The RBA also stressed that the superannuation sector’s escalating exposure to foreign assets, which now make up approximately 48 per cent of APRA-regulated funds’ holdings, significantly heightens the sector’s vulnerability to foreign exchange risks and reliance on currency hedges.

“A large, sustained decline in the Australian dollar could drain liquidity through margin calls and renewal of foreign exchange hedges. Similarly, increased member transfers between funds could cause the sector to sell assets to increase cash holdings as a buffer against future transfers,” the central bank said.

It also warned that “if system-wide early withdrawals and additional withdrawals from members in retirement were to occur abruptly and unexpectedly”, this could also create liquidity pressures for some funds.

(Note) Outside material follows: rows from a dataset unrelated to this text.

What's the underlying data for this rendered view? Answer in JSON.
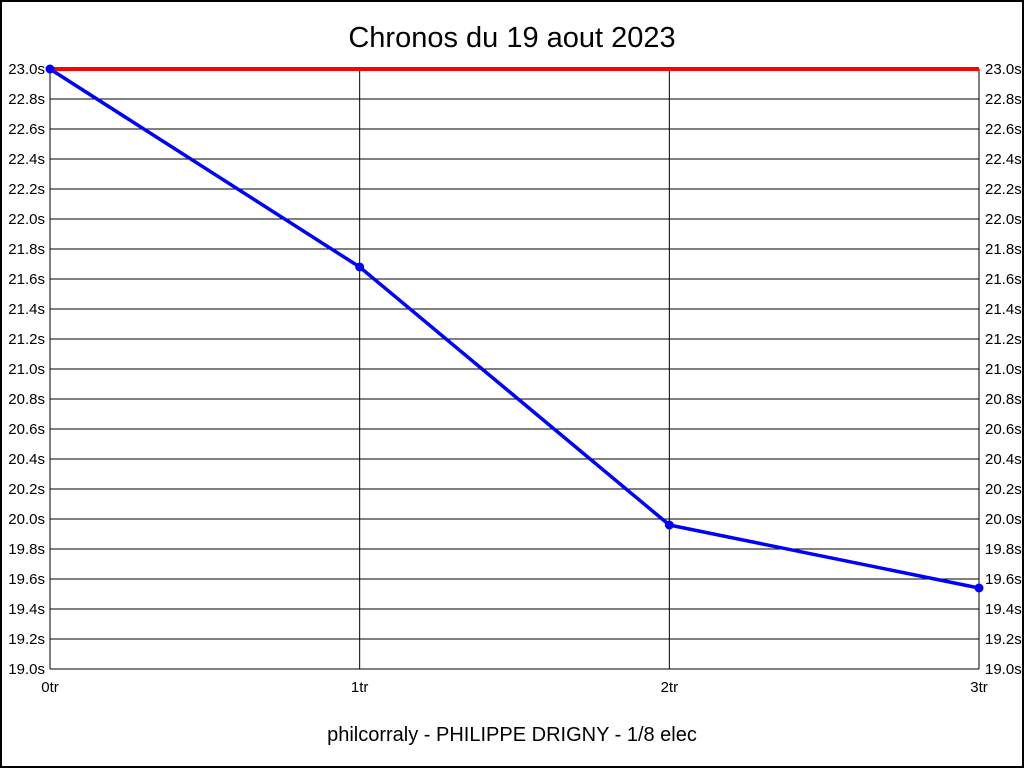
{
  "title": "Chronos du 19 aout 2023",
  "subtitle": "philcorraly - PHILIPPE DRIGNY - 1/8 elec",
  "colors": {
    "background": "#ffffff",
    "border": "#000000",
    "grid": "#000000",
    "text": "#000000",
    "series": "#0000ff",
    "reference": "#ff0000"
  },
  "chart_data": {
    "type": "line",
    "title": "Chronos du 19 aout 2023",
    "xlabel": "",
    "ylabel": "",
    "x": [
      0,
      1,
      2,
      3
    ],
    "x_tick_labels": [
      "0tr",
      "1tr",
      "2tr",
      "3tr"
    ],
    "y_tick_labels": [
      "23.0s",
      "22.8s",
      "22.6s",
      "22.4s",
      "22.2s",
      "22.0s",
      "21.8s",
      "21.6s",
      "21.4s",
      "21.2s",
      "21.0s",
      "20.8s",
      "20.6s",
      "20.4s",
      "20.2s",
      "20.0s",
      "19.8s",
      "19.6s",
      "19.4s",
      "19.2s",
      "19.0s"
    ],
    "ylim": [
      19.0,
      23.0
    ],
    "y_tick_step": 0.2,
    "series": [
      {
        "name": "lap_times",
        "color": "#0000ff",
        "values": [
          23.0,
          21.68,
          19.96,
          19.54
        ]
      }
    ],
    "reference_line": {
      "value": 23.0,
      "color": "#ff0000"
    },
    "grid": true,
    "y_labels_both_sides": true,
    "legend": "none"
  }
}
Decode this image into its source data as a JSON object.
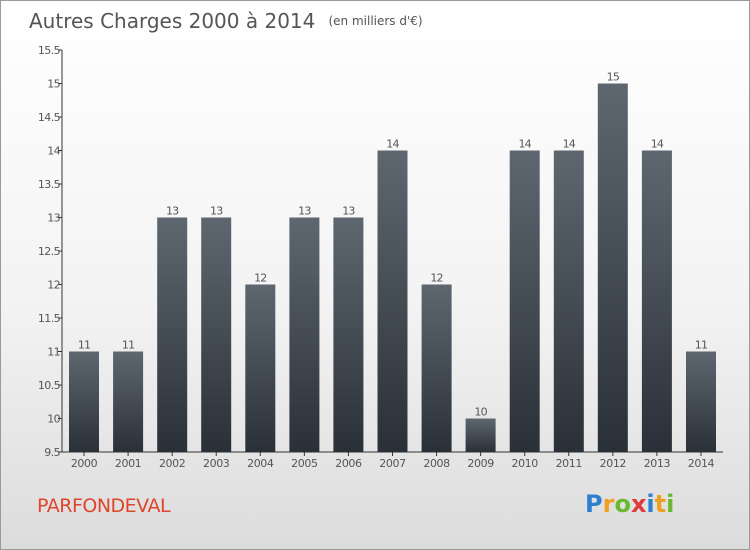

In contrast, the Association of Superannuation Funds of Australia (ASFA) released new research just days before the RBA’s report, challenging the view that superannuation funds pose a risk to financial stability.

Instead, ASFA argued that super funds strengthened Australia’s economy by boosting national savings, reducing reliance on foreign capital, and acting as a stabilising force during downturns.

The association pointed out that during periods of heightened volatility, super funds tend to deploy new financial capital in a countercyclical manner.

“The steady stream of contributions – particularly into the compulsory super system – provides a fairly predictable source of new demand for domestic securities. Net of stable outflows for the payment of retirement incomes, these annual flows amount to around $50 billion,” ASFA said.

“In addition, super funds – as investors with relatively long-time horizons – can afford to absorb short-term asset-price fluctuations and are reluctant to realise losses.”

The research also highlighted super funds’ role in past financial crises, including the Global Financial Crisis, when they provided critical liquidity as other capital sources dried up.

For its part, the RBA argued managing liquidity risk is expected to become more challenging, particularly with the anticipated growth of the super sector outpacing the domestic economy.

With the shift in the demographic profile of members towards retirement, RBA said the net inflow of funds is expected to decline. Additionally, it said, as the sector expands relative to domestic markets, there is likely to be an increased reliance on foreign exchange hedges and investments in unlisted assets, which are harder to liquidate in times of stress.

The central bank pointed to a review carried out by the Australian Prudential Regulation Authority (APRA) in December, which found that several trustees required material improvements in both their valuation governance and liquidity risk frameworks.

The upcoming financial system risk stress test, scheduled for later this year, is expected to provide further insights into how the superannuation sector interacts with other financial sectors, especially during times of financial strain.